In the end, all diagnostic machine learning then is just trying to match symptoms to human ideas of what diseases and disorders are. Ideas that are informed by human biases and cultural beliefs, medical misconceptions, and scientific knowledge gaps. All of which are constantly shifting and evolving.
When it comes to illness, people want to feel better. They want to live the best quality of life they can. If a psychiatric or psychological treatment for a particular cluster of symptoms presenting in a patient with specific characteristics leads to better outcomes, great! That's some important signal there. But when patients report that a treatment approach not only doesn’t work, but further hinders their wellbeing, why not compare to treatment options that have led to better outcomes based on the patterns in medical record data?
What if rather than just symptom matching for diagnosis, we trained AI to look at patient outcomes, and reverse engineered which factors led to the best ones?
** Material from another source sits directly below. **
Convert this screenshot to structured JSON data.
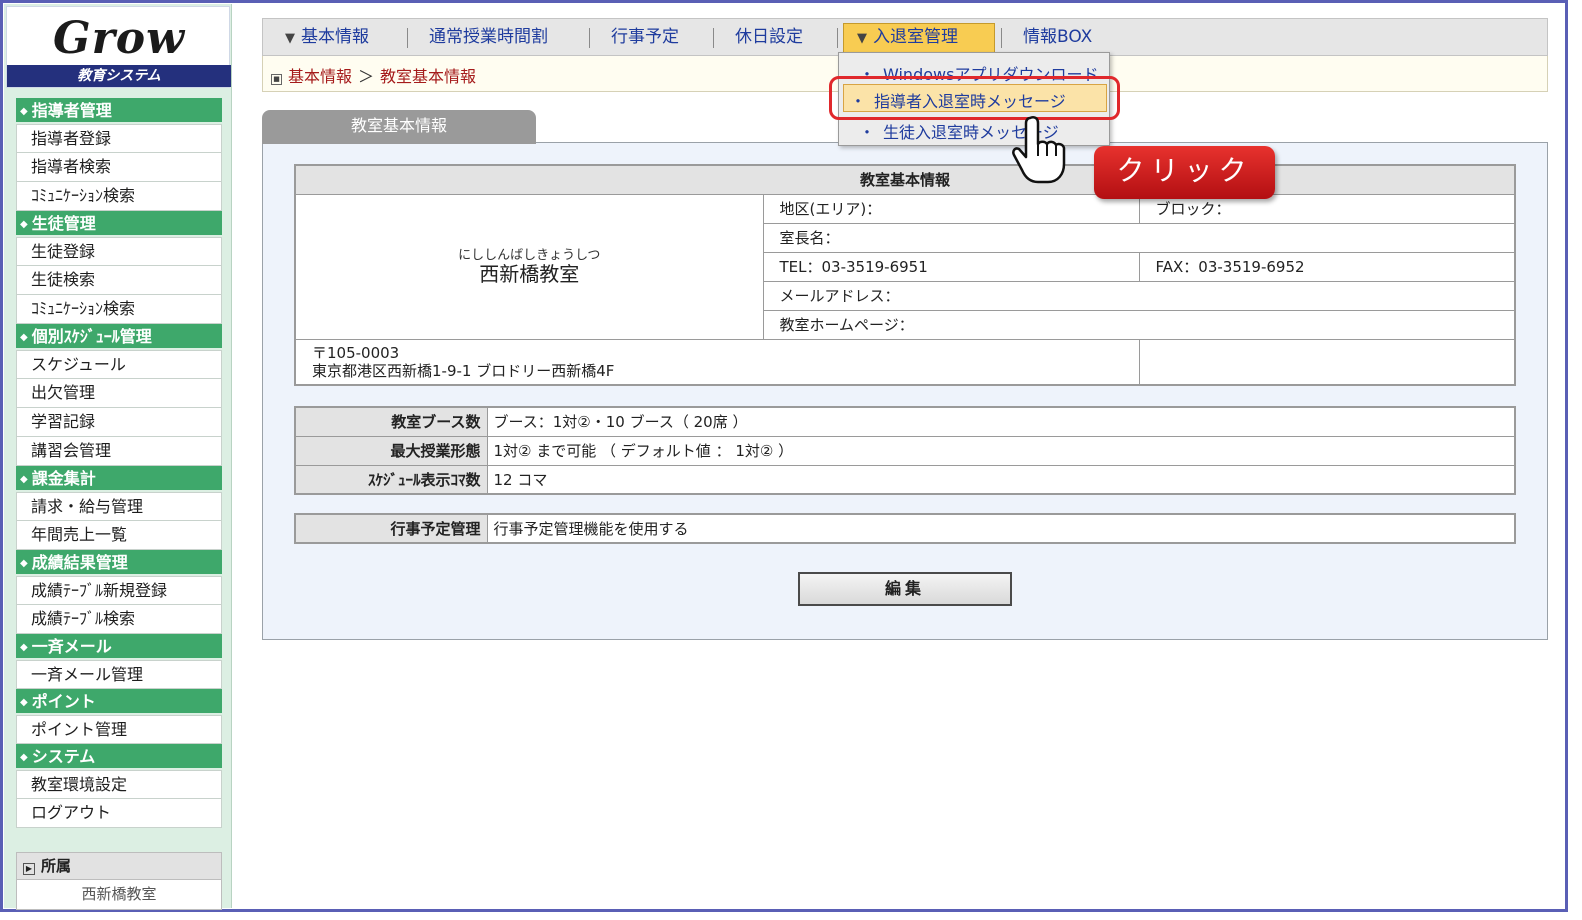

If you can put all the symptoms into a machine learning engine, cross reference it against patient profiles and identify meaningful patterns, then trace those patterns to results for various treatment approaches spanning hundreds of thousands or even millions of patient records, and trillions of variables…. a construct standing in the way of the better outcomes might not add much value at all.
With the advent of digital patient records, every time we walk into a doctor’s office we are all now contributing data to an ongoing, real-time experiment testing out every treatment approach with every patient profile ever conceived. Not a clinical trial in a controlled, isolated environment, but a new kind of trial. One that’s happening out in the real world, with real patient situations and real care delivery scenarios. One where all the factors of human life and healthcare systems come into play. A trial we’ve never had the technology to run before. Until now. By looking beyond mere diagnosis, and analyzing outcomes, AI can be a tool not just for mitigating medical bias, but to truly transform medicine itself for a new millennium.
I think AI would be able to find patterns if patients' perspectives were incorporated into the medical records as a matter of course. If we can get automated appointment reminders we should also be able to get automated followup surveys: Were all of your medical concerns addressed to your satisfaction? A "maybe" answer could prompt more questions determining, for example, if the doctor prescribed a particular treatment and if so what is the expected timeline for results, and this timeline could prompt a follow-up survey at the designated later point in time asking whether the treatment is having the desired effect. A "no" answer could prompt more questions and open a space for the patient to describe problems in the session. If it's for machine learning purposes this data could be kept inaccessible to doctors except in the form of meta-data highlighting overall patterns.
What would it take to automate surveys to all patients? What would it take to legally require it as a means of protecting patients' rights?